His starting point is often a story taken to its utmost limit – a fiction set on the verge of something absolute that involves a series of conditions or rules to relate to.
Adrián Villar Rojas is best known for his site-specific, often monumental works in unfired clay and other organic materials that are allowed to change or disintegrate. He is based in Rosario, Argentina, but works and travels incessantly with his collaborators. Following an initial phase of research and concept, the team is tailored for the production at hand, an endeavour that may require months of on-site work. Several of the team members are artists; others are craftsmen – fuelling the developing project with their own creativity.
Converting his nomadic studio into a theatre stage or film set, Villar Rojas has compared his role to that of an artistic director or leader of an ensemble: carefully casting and writing the role of his crew into the script of the work, while questioning and challenging notions of ownership and authorship. The time many artists invest in their studios, or authors in their writing, he devotes to working with his team. What then takes place is the result of this investment – a reading in materials that are often ephemeral, or sometimes do not even take physical form. All is part of the work – from concept and experiment to production and final deterioration.
In Fantasma, Villar Rojas explores how a traditional museum exhibition – where objects are categorised and preserved for posterity – would function for his practice. The exhibition title (“ghost” in Spanish) covers several aspects of absence and memory. At the core is an exploration of the memory surrounding and shaping objects, where each work can be understood as a recording device. The exhibition also embraces another obsession, that of the artist’s own disappearance: What will be left of my work to show when I no longer exist? – not least in the void that remains after artistic projects that no longer exist in the material world have been reduced to reminiscences and documentation.

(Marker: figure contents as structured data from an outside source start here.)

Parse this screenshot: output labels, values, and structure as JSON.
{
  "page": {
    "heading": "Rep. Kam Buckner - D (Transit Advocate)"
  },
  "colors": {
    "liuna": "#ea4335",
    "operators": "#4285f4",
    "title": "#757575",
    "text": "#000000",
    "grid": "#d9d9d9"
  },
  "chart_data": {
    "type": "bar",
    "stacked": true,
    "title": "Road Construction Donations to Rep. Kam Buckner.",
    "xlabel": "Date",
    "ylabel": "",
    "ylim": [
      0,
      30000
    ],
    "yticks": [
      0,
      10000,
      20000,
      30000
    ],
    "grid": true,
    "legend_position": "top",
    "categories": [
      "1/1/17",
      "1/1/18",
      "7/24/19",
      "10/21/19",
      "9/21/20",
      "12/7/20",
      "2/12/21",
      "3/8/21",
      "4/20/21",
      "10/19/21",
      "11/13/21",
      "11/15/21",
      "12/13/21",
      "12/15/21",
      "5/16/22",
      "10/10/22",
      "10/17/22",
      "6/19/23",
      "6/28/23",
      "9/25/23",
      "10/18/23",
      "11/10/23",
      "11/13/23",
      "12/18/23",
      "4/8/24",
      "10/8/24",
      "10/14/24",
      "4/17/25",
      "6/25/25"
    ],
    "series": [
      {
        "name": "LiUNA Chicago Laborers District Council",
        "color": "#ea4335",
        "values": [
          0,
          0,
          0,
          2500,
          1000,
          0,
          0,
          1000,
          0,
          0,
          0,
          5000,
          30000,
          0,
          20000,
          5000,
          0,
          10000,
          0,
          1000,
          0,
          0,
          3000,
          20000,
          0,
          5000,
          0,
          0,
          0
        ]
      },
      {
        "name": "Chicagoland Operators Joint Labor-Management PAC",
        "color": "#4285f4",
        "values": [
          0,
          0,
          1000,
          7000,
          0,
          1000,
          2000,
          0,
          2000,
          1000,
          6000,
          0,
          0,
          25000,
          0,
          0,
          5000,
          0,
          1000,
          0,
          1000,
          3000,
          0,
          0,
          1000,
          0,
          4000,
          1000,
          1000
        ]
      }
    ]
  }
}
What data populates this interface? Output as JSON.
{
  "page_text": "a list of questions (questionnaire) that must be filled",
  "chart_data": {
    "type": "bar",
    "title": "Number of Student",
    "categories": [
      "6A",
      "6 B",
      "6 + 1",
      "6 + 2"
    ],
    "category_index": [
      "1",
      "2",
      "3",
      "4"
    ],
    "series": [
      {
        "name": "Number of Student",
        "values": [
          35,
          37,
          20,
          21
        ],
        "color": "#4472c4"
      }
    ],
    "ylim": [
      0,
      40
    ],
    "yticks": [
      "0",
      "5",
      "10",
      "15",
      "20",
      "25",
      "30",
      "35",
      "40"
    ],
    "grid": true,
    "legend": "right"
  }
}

In the exhibition spaces, the surreal dimensions and artificial light of the elevated museum environment seem to suggest a mausoleum. The exhibition can be viewed as a comprehensive installation, where texts by the artist’s brother, playwright and director Sebastián Villar Rojas, accompany us with anecdotes, associations and facts as we move from gallery to gallery. The exhibition opens with two monuments – Michelangelo’s David in Florence and the recently demolished Columbus monument in Buenos Aires – juxtaposed in a negative space shaped by sealed chambers, secret walls and blind alleys, spatial and ideological. A cake from an early installation by Villar Rojas is a personal monument of a different kind, one of the few key works salvaged in the artist’s oeuvre, yet inevitably in a state of decline. Contaminating the soundscape of the exhibition is a cinematic installation, where the camera moves silently between interiors and landscapes, seemingly interchangeable settings, like levels in a computer game. A traveller’s observations but also a questioning as to who has access to these places, and who owns and determines the content being produced here?
The largest gallery is dominated by a sculpture, a podium that appears to challenge any notion of man as the measure of all. As onlookers, we are involved in a choreography around a collection of rare objects in transformation that have become almost impossible to classify as flora, fauna or mineral. Villar Rojas’s works undertake an elliptical time voyage that undoes the notion of the finished work. In materials such as fruit, plaster, pigment, electronics and moss, his objects embark on a movement towards dissolution the moment they are created, but can also be seen as something entirely new in every phase. Another kind of alchemical process is also present here, transforming the simple materials in the museum’s galleries into precious objects.
The installation in the final gallery, with its paintings set into the walls like murals or stained glass, becomes a sign beyond language. Here, the exhibition comes to a head in a vanitas on the ideology of museums and collections, yet a monument to an artist’s self-consuming practice.
Villar Rojas’s process filters impressions from a wide spectrum: art, science and technology. We can discern influences from a writer such as Jorge Luis Borges, a philosopher like Timothy Morton, film-makers such as Stanley Kubrick and Charlie Kaufman. But Lucio Fontana is also a reference – the Argentine-born artist who in 1946 contributed to the seminal Manifesto blanco, which radically proposed art for the space age. A starting point for an all-encompassing arte spaziale that envelops both time and space, nature and industry, and seeks to operate alongside the art-historic and market-related notions of the iconic masterpiece. Art as a gesture, rather than a static object, extending into a fourth, temporal dimension. A fascination for time as a material – or rather, as the catalyst to which all matter reacts – is essential to Villar Rojas’s entire approach.
Adrián Villar Rojas compares his practice to a virus that lives in and off the art world. Although rarely overtly political, his works are ideologically charged in how they are produced and positioned outside any economy. In these works, a radical ending is inscribed in each work, as in a drama or in life itself.